After a demo at the front of class illustrating what the students need to do, Professor of Chican@ Studies Gerardo Aldana tells the group, “First try. Then if you can’t do it, we’ll come and help.” He suggests in a later interview that “minimum instruction is best, but then we let them take off using their intuition and hunches. Plus by combining formal teachers and volunteers, they can get lots of personal help.” He and the group working with him work their way around the room, and you can practically see light bulbs going on over the children’s heads as the Scratch makes sense.
This session is just one part of the Harding University Partnership School (HUPS) Summer Enrichment Program going on now until July 3 at UC Santa Barbara’s Gevirtz School. During these three weeks 36 fourth, fifth, and sixth graders are exploring mathematics, science, and technology in classes taught by university professors, HUPS teachers, and graduate students. Created as a way to support HUPS’ GATE and high achieving students, the program provides students with access to a higher-level curriculum that challenges their critical thinking and analysis skills as well as helping them refine their current understandings. Gerardo Aldana stresses, “It’s way beyond what they’re doing during school.”
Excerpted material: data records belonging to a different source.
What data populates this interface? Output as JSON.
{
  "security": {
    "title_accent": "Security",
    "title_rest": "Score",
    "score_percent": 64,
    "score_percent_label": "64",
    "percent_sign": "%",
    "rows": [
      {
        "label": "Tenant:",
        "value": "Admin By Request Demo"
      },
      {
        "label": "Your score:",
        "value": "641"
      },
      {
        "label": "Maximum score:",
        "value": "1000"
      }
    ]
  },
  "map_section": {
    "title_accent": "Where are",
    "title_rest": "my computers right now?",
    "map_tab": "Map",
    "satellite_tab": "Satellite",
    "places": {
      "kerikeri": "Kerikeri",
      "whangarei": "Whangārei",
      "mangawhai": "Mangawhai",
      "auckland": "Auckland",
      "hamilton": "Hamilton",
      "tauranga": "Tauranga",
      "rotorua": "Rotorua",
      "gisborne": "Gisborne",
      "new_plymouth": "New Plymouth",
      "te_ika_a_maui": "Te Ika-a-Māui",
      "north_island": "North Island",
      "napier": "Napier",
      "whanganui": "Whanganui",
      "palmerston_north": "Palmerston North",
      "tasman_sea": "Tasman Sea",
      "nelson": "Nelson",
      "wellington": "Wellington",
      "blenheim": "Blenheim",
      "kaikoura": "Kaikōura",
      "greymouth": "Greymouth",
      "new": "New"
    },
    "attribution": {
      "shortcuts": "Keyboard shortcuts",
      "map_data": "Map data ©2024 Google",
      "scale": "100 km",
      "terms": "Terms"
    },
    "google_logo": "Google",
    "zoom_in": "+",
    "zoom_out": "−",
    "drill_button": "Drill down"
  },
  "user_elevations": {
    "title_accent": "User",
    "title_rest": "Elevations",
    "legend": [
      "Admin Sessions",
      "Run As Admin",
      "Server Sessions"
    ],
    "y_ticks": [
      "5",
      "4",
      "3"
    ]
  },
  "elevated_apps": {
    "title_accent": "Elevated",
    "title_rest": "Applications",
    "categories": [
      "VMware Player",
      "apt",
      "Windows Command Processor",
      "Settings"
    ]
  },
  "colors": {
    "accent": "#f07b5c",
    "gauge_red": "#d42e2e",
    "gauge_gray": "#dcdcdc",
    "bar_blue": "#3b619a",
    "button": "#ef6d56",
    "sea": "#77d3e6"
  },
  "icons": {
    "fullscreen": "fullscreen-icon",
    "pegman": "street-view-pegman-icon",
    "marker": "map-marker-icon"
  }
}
The students participate in workshop style classes with an emphasis on the Common Core State Standards and Next Generation Science Standards. On just day five of the program the science students were already proudly at the front of the class with posters presenting findings from experiments they had conducted earlier in the week, while the mathematics students were drawing diagrams as one means to discover answers to meter mysteries and pricing dilemmas. It was clear they were on their way to what HUPS Principal Vanesha Davis suggested in the program’s proposal, “It is my sincere hope that with this opportunity, students develop an avid interest in these subjects and pursue opportunities within these fields in the future.”
At this point just a pilot program, Davis says, “it is our hope this is the start of something great for our well deserving students.” Given how engaged students seemed a mere week in, it’s hard to imagine they won’t be even more involved—and educated—when they get the chance to work on a robotics project using Lego Mindstorm kits during the program’s last week.